Tiffin presents you with a challenging game that should play right around 30-40 minutes once you are familiar with the rules. It is an excellent game for the super-filler category. It was great to see this game evolve from its earliest iteration, and the end result is well worth playing.
Thoughts from other Opinionated Gamers
Karen M: I picked up a copy of this at Origins knowing nothing about it. I was totally drawn by the theme. I first became aware of the dabbawallas in Mumbai via the delightful film “The Lunchbox” which I highly recommend. In any case, the game is an interesting mix of pick up and deliver and area control. The only complaint I have is that I wish there was some variability in the Tiffin Tracking Pile but that wouldn’t make sense with the theme. I’ve only played a couple of times and I’m concerned the game will be too “samey” after a few games. Time will tell.
Mary Prasad (one play): I don’t typically like area control games but this one is light enough and short enough that it doesn’t feel like a constant oppressive struggle (which is how I feel about many in that genre). The card abilities make the game interesting – giving you more choices. The special player cards are helpful to get a route you really want as long as you work out the timing. It’s helpful to note what cards your opponents are collecting as well. Now for the downsides… the tiffin boards flip so your game may not have many of one color but more of another color, while the number of colored (drafted) cards remains the same. This can create a problem if you collected cards of the shorted color, and although you may use 2 of the same number as a wild of that number, it isn’t as efficient. (I would be tempted to choose the sides to take this random element out, i.e. choose more equal numbers of colors.) I wouldn’t recommend playing with more than 3… the 4 player is a bit too chaotic (unless you like that sort of thing).

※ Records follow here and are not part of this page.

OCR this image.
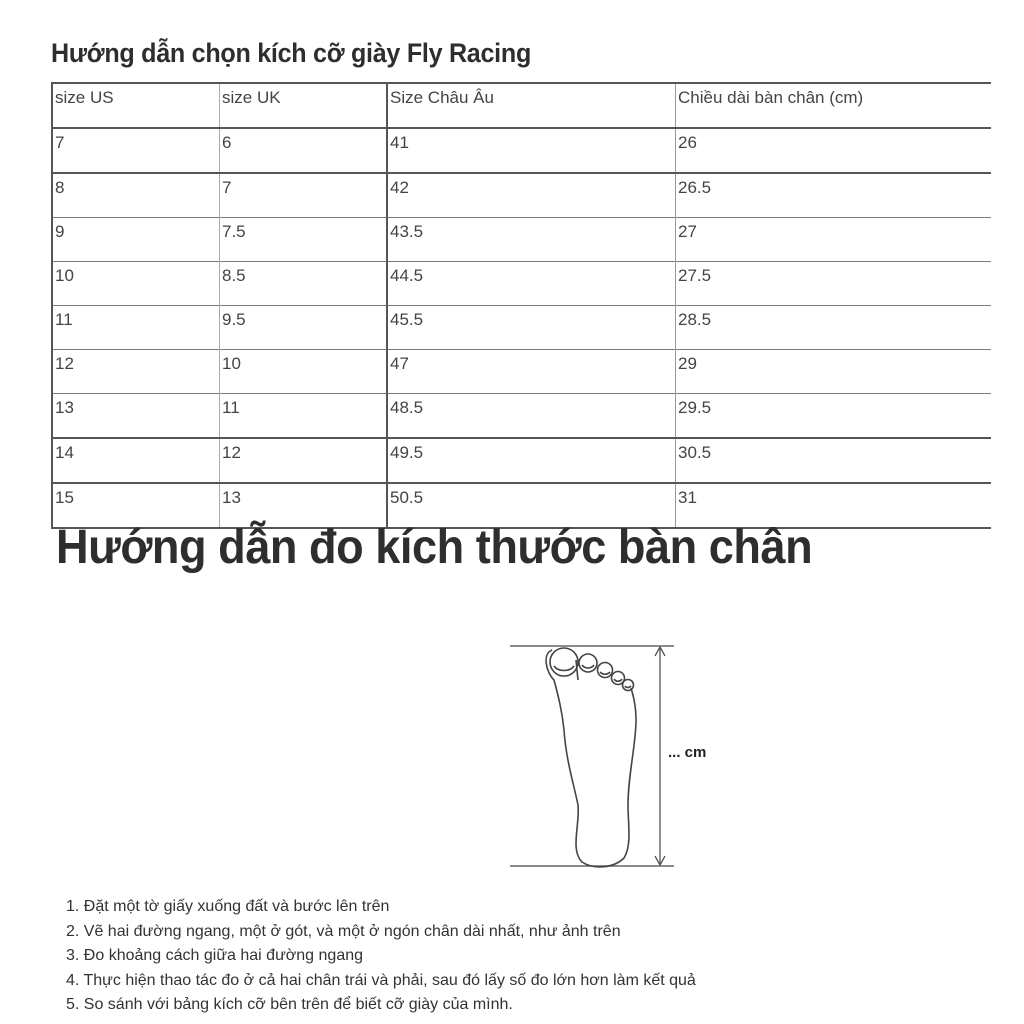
Hướng dẫn chọn kích cỡ giày Fly Racing
size US	size UK	Size Châu Âu	Chiều dài bàn chân (cm)
7	6	41	26
8	7	42	26.5
9	7.5	43.5	27
10	8.5	44.5	27.5
11	9.5	45.5	28.5
12	10	47	29
13	11	48.5	29.5
14	12	49.5	30.5
15	13	50.5	31
Hướng dẫn đo kích thước bàn chân
... cm
1. Đặt một tờ giấy xuống đất và bước lên trên
2. Vẽ hai đường ngang, một ở gót, và một ở ngón chân dài nhất, như ảnh trên
3. Đo khoảng cách giữa hai đường ngang
4. Thực hiện thao tác đo ở cả hai chân trái và phải, sau đó lấy số đo lớn hơn làm kết quả
5. So sánh với bảng kích cỡ bên trên để biết cỡ giày của mình.
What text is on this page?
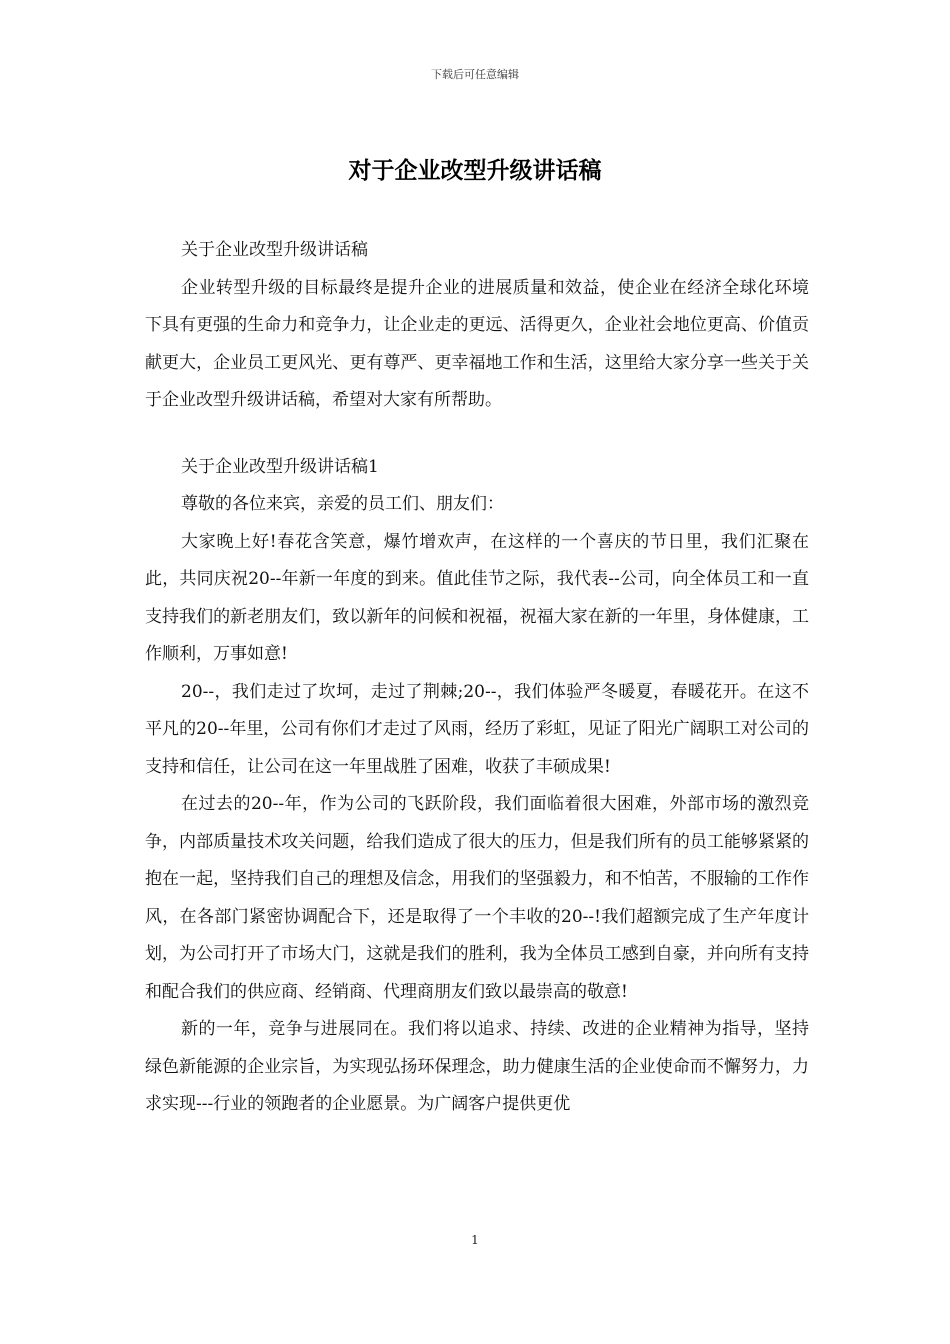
下载后可任意编辑
对于企业改型升级讲话稿

关于企业改型升级讲话稿

企业转型升级的目标最终是提升企业的进展质量和效益，使企业在经济全球化环境下具有更强的生命力和竞争力，让企业走的更远、活得更久，企业社会地位更高、价值贡献更大，企业员工更风光、更有尊严、更幸福地工作和生活，这里给大家分享一些关于关于企业改型升级讲话稿，希望对大家有所帮助。

关于企业改型升级讲话稿1

尊敬的各位来宾，亲爱的员工们、朋友们：

大家晚上好!春花含笑意，爆竹增欢声，在这样的一个喜庆的节日里，我们汇聚在此，共同庆祝20--年新一年度的到来。值此佳节之际，我代表--公司，向全体员工和一直支持我们的新老朋友们，致以新年的问候和祝福，祝福大家在新的一年里，身体健康，工作顺利，万事如意!

20--，我们走过了坎坷，走过了荆棘;20--，我们体验严冬暖夏，春暖花开。在这不平凡的20--年里，公司有你们才走过了风雨，经历了彩虹，见证了阳光广阔职工对公司的支持和信任，让公司在这一年里战胜了困难，收获了丰硕成果!

在过去的20--年，作为公司的飞跃阶段，我们面临着很大困难，外部市场的激烈竞争，内部质量技术攻关问题，给我们造成了很大的压力，但是我们所有的员工能够紧紧的抱在一起，坚持我们自己的理想及信念，用我们的坚强毅力，和不怕苦，不服输的工作作风，在各部门紧密协调配合下，还是取得了一个丰收的20--!我们超额完成了生产年度计划，为公司打开了市场大门，这就是我们的胜利，我为全体员工感到自豪，并向所有支持和配合我们的供应商、经销商、代理商朋友们致以最崇高的敬意!

新的一年，竞争与进展同在。我们将以追求、持续、改进的企业精神为指导，坚持绿色新能源的企业宗旨，为实现弘扬环保理念，助力健康生活的企业使命而不懈努力，力求实现---行业的领跑者的企业愿景。为广阔客户提供更优

1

The score track is problematic (snaking) – too easy to bump and hard to follow or see if you are across the table. As a more minor note, the artwork is too dark – I would have liked to see more bright colors. India is a country of vivid colors, e.g. the traditional wedding dress is red – white is reserved for mourning. They even have a celebration, Holi, a Spring festival of colors: a free-for-all where people color each other with colored powders and water.
Ratings from the Opinionated Gamers
- I love it!
- I like it. Dale Y, Karen M, Lorna, Mary P.